Over the course of the year, residents are introduced to the psychopharmacological and psychotherapeutic treatments for psychiatric conditions that affect children and adolescents. Specifically, the fundamentals of psychotherapy, psychopharmacology and family treatments are reviewed.
This seminar provides an introduction to translational developmental neuroscience as taught by experts from the Sackler Institute for Developmental Psychobiology. Residents review topics such as the adolescent brain and risk for depression, affective neuroscience, and imaging and genetics of autism and ADHD.
This lecture series exposes residents to relevant issues affecting urban, culturally diverse, and special populations of children and adolescents.
This summer course provides second year residents with a foundation in statistics and research methodology. Residents prepare for their own scholarly inquiry through skill development and critical evaluation of current literature.
This course combines a didactic series with courtroom observation and participation in mock trial experiences that extend throughout the second year of training. Residents review literature on forensic psychiatry, child custody, civil litigation, and the juvenile justice system. Residents observe normative family court proceedings in Rockland County, New York under the supervision of a forensic psychiatrist.
This lecture series explores substance abuse alongside observational experience in a program for adolescents with addiction. Residents learn about rehabilitative strategies in adolescent populations.
This series provides the second year fellow with panel discussions regarding academic, administrative, research and clinical practice careers as well as didactics on risk management provided by the APA and AACAP endorsed risk management companies.
This course teaches advanced second year residents how to conduct psychodynamic psychotherapy with children and adolescents. In this interactive seminar, residents learn to recognize and classify defenses, work with common developmental challenges, and conduct developmentally appropriate psychotherapy. Residents also hone their skills in using a developmental perspective in case formulation and treatment planning by choosing age-appropriate therapeutic modalities like imaginative play, structured play, and talk therapy. Throughout the course, residents also explore how to work effectively with caregivers, identifying and managing countertransference, and integrating psychodynamic psychotherapy with other interventions such as medication, family therapy, and cognitive behavior therapy.
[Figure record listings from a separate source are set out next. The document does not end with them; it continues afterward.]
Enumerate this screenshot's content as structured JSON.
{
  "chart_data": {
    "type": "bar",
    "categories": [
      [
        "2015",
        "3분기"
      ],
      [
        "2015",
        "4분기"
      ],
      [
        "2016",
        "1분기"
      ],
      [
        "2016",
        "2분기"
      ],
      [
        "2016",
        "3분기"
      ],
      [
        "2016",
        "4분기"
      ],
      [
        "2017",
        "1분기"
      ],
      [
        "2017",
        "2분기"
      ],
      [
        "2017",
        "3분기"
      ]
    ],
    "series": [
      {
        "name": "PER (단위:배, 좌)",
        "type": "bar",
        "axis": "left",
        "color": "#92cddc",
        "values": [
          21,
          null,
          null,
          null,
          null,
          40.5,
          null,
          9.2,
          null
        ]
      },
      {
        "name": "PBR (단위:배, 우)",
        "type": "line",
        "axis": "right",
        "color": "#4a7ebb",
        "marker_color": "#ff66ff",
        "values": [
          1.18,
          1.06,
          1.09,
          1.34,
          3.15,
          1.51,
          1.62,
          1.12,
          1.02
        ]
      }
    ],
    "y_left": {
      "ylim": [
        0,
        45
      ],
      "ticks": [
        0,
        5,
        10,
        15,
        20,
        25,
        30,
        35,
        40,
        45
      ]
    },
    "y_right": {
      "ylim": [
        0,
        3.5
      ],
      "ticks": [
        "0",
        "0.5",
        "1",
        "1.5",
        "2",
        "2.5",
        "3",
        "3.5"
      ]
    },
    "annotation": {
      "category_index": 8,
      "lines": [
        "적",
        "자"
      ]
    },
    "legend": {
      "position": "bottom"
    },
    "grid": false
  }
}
This course provides an analysis of the major studies of psychotherapy for pediatric psychiatric disorders including anxiety, depression, and disruptive behavior disorders. Residents explore the principles of behavior therapy, cognitive behavior therapy, interpersonal psychotherapy, and dialectical behavior therapy. Residents also become familiar with the indication for and the use of relaxation techniques, systematic desensitization, exposure/response prevention, interpersonal inventory, and affective regulation and problem-solving techniques.
This course invites experts and practitioners to address relevant issues affecting urban, culturally diverse, and special populations of children and adolescents. Residents develop an awareness of issues of culture, assessment, and policy incentives that affect these populations. Residents also explore the body of literature regarding specific clinical and research interventions for diverse cultural and ethnic populations.
This course reviews the neurobiology of pediatric disorders and the pharmacological targets of psychotropic medications. Residents review and discuss all of the major pediatric psychopharmacology clinical trials and the application of their results. Residents also present on assigned papers to colleagues and faculty facilitators.
This seminar offers residents the opportunity to present and discuss a peer-reviewed journal article with colleagues and faculty discussants. Each journal club meeting is thematically organized around the discussant's area of expertise. Residents further enhance their fund of knowledge through a critical appraisal of the current literature in child and adolescent psychiatry.